With no pressing need that makes sense in the first round, the Oilers will simply go with the tried-and-true format of picking the best player available on their list. And that could very well be blueliner Lane Hutson of the US National Team Development Program. The dynamic puck-moving defenceman, who was the top rearguard at the IIHF World Under-18 Championship, certainly fits well with the offensive talent up front, however, at just 5’8 and 148 pounds, his ability to translate his game against bigger, more physical competition will remain the biggest question mark.
Should Edmonton opt to look at goaltending, Reid Dyck might be a target worth exploring in the fifth round. The Swift Current Broncos stopper has size and fluid mobility, though his 4.26 goals-against average and .884 save percentage in 23 games played won’t highlight it. He’s certainly a longer-term prospect as non-blue chip goaltenders tend to be.
Marek Hejduk, the son of longtime NHLer Milan Hejduk, could be an interesting target in the sixth round. Another product of the US National Team Development Program, Hejduk has a two-way element to his game and some offensive potential remaining to be unlocked after underwhelming in terms of his pure numbers, but he always seems to make the right play on either side of the puck. The Parker, Colorado product and Harvard commit, is jumping all over the radar in terms of his draft projection.

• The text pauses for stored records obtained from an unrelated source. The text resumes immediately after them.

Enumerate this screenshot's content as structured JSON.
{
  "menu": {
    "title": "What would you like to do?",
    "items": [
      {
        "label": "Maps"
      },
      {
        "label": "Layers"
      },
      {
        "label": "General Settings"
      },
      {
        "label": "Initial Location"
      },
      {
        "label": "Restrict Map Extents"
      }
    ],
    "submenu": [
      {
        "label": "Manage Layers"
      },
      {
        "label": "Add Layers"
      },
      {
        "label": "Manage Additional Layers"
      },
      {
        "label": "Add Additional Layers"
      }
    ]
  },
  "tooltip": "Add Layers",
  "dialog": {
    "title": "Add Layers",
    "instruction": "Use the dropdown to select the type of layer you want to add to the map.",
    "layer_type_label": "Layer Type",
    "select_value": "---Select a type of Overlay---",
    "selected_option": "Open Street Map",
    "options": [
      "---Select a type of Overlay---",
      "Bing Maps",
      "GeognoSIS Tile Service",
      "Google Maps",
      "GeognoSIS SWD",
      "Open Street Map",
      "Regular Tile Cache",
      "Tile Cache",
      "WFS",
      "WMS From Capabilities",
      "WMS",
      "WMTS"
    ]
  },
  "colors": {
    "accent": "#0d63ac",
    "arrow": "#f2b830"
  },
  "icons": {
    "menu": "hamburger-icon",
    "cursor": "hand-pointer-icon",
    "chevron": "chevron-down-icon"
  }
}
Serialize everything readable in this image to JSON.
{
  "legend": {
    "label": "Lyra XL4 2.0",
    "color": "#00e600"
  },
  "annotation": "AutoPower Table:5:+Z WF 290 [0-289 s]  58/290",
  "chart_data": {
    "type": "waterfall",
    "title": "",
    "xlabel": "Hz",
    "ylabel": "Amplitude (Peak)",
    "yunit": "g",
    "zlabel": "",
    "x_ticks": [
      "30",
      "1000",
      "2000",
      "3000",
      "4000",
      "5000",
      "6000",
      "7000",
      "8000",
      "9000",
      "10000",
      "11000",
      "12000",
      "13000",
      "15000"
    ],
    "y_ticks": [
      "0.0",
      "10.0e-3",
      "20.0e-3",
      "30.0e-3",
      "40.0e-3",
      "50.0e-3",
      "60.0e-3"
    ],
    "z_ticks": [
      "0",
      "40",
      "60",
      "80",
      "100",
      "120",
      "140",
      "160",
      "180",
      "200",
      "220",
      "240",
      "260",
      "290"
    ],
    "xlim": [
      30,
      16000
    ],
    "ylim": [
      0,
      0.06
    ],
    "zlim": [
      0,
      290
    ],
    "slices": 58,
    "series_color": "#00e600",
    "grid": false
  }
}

With the third-last pick of the 2022 draft, Edmonton could sneak a peek at Joel Ratkovic Berndtsson, a left wing out of Frolunda’s program. The 18-year-old has average size but above-average puck sense and a willingness to sniff out scoring chances in all areas of the ice, as evident in his 22-goal, 49-point effort through 47 games in Sweden’s top junior circuit. With some time and development in his skating game, Ratkovic Berndtsson could be a solid investment.